Fahrrad-Tour-Radfahren
Foto: Symbolbild

Der Allgemeine Deutsche Fahrrad-Club (ADFC) hat wieder seine bundesweite Umfrage zum großen „Fahrradklima-Test“ gestartet. Gemeinsam mit dem Bundesministerium für Verkehr und digitale Infrastruktur (BMVI) ruft der ADFC einmal mehr hunderttausende Radfahrerinnen und Radfahrer dazu auf, die Fahrradfreundlichkeit von Städten und Gemeinden zu bewerten.

Die Aussagen, die die Umfrage liefert, sollen Politik und Verwaltung einen Eindruck davon verschaffen, wie sicher oder unsicher sich Rad fahrende Menschen fühlen. Zudem soll die Befragung Hinweise darauf geben, wo an den Bedingungen für den Radverkehr noch etwas zu verbessern ist oder wo die Bemühungen für den Radverkehr schon Erfolge zeigen.

„Fahrradfreundlichkeit ist mittlerweile ein echter Standortfaktor und ein Synonym für Lebensqualität in unseren Städten geworden. Deshalb haben wir in Meerbusch in den letzten Jahren eine Menge für den Radverkehr getan“, so Bürgermeisterin Angelika Mielke-Westerlage. Seit dem Beitritt Meerbuschs zur „Arbeitsgemeinschaft fußgänger- und fahrradfreundlicher Städte in NRW“ (AGFS) im Herbst 2016 hat die Stadt eine Vielzahl von Projekten zur Förderung des Radverkehrs in Meerbusch gestartet. Radwege wurden saniert oder neu gebaut, Kreuzungen entschärft, neue Fahrradabstellanlagen an Schulen errichtet, Fahrradschutzstreifen markiert. In Büderich entstand die erste Fahrradstraße Meerbuschs. „Unser Ziel ist es, das Fahrrad nicht nur als Freizeitsportgerät, sondern auch als ernst zu nehmendes Verkehrsmittel für die Nahmobilität nach vorn zu bringen“, so Mielke-Westerlage.

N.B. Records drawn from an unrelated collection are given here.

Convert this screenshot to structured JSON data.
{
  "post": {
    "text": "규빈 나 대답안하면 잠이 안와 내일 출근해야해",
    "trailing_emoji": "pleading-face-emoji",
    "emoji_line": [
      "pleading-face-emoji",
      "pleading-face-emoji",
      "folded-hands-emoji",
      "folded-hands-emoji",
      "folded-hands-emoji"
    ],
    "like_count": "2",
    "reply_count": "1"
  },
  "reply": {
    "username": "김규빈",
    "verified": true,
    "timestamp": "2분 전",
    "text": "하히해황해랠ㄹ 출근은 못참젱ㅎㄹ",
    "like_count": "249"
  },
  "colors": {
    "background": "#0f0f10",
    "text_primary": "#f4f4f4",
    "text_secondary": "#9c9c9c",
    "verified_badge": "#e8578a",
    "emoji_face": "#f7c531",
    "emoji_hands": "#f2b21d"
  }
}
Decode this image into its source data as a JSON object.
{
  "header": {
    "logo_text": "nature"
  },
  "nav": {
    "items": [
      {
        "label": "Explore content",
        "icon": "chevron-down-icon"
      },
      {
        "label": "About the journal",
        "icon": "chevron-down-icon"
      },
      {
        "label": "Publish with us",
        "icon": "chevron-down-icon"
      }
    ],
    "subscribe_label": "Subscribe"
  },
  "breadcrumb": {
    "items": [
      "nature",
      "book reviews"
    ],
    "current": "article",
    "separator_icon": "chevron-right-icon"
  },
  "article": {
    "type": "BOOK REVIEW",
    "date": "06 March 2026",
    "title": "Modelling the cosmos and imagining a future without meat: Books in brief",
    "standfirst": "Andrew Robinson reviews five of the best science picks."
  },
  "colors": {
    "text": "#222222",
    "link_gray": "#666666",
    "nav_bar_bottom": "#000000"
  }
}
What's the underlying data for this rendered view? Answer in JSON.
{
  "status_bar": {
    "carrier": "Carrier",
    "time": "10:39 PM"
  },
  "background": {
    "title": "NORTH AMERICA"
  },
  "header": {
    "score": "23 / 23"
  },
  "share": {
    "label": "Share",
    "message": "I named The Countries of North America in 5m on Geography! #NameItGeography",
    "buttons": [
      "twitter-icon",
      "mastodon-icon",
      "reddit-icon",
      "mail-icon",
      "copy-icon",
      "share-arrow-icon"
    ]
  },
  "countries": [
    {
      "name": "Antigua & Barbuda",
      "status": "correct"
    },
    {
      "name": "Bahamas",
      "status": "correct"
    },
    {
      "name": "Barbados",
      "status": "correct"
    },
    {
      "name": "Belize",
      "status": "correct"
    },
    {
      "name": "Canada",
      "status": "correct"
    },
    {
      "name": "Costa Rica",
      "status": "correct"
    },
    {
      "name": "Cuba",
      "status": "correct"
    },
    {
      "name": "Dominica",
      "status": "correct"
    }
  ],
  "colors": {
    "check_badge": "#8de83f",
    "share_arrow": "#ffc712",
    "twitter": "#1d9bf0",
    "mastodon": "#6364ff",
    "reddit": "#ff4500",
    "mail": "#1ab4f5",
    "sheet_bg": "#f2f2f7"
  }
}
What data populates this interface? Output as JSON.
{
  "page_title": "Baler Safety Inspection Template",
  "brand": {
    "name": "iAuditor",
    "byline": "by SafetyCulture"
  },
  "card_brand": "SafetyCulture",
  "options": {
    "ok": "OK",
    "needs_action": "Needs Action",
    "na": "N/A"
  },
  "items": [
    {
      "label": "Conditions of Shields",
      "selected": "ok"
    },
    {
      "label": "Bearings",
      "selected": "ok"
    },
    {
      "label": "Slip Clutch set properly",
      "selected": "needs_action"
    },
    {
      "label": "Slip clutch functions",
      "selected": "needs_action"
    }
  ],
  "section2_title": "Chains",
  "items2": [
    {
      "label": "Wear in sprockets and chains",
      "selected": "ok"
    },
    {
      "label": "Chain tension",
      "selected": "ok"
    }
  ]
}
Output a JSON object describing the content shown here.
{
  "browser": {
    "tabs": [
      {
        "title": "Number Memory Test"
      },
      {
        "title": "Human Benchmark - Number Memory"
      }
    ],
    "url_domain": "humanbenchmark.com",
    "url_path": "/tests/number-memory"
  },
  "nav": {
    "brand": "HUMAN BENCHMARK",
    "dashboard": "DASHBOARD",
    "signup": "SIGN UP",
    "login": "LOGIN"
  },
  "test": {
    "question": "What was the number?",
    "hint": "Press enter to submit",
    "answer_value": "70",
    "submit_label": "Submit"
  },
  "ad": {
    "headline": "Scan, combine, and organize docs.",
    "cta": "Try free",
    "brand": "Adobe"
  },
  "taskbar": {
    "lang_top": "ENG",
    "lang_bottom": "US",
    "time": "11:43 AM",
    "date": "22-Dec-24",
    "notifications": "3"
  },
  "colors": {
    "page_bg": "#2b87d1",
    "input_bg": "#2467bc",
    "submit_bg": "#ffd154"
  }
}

Jetzt geht es um die Frage: Kommen die Verbesserungen auch bei den Bürgerinnen und Bürgern an? Was läuft schon gut – was nicht? „Wir bitten alle Meerbuscher, sich ein paar Minuten Zeit für die Befragung zu nehmen. Es lohnt sich!“, sagt Denise Pottbäcker, die sich im Rathaus um Klima- und Mobilitätsmanagement kümmert. Bei der Online-Umfrage werden 27 Fragen zur Fahrradfreundlichkeit gestellt – beispielsweise, ob das Radfahren Spaß oder Stress bedeutet, ob die Radwege von Falschparkern freigehalten werden und ob sich das Radfahren insgesamt sicher anfühlt. 170.000 Bürgerinnen und Bürger haben sich 2018 bundesweit an der alle zwei Jahre laufenden Umfrage beteiligt – 40 Prozent mehr als 2016. Insgesamt wurden 683 Städte und Gemeinden bewertet (2016: 539). Meerbusch landete beim ADFC-Fahrradklima-Test 2018 in der Kategorie „Städte von 50.000 bis 100.000 Einwohner“ mit einer Gesamtbewertung von 3,7 landesweit auf dem 8. (von 43) bundesweit auf dem 18. (von 106) Platz.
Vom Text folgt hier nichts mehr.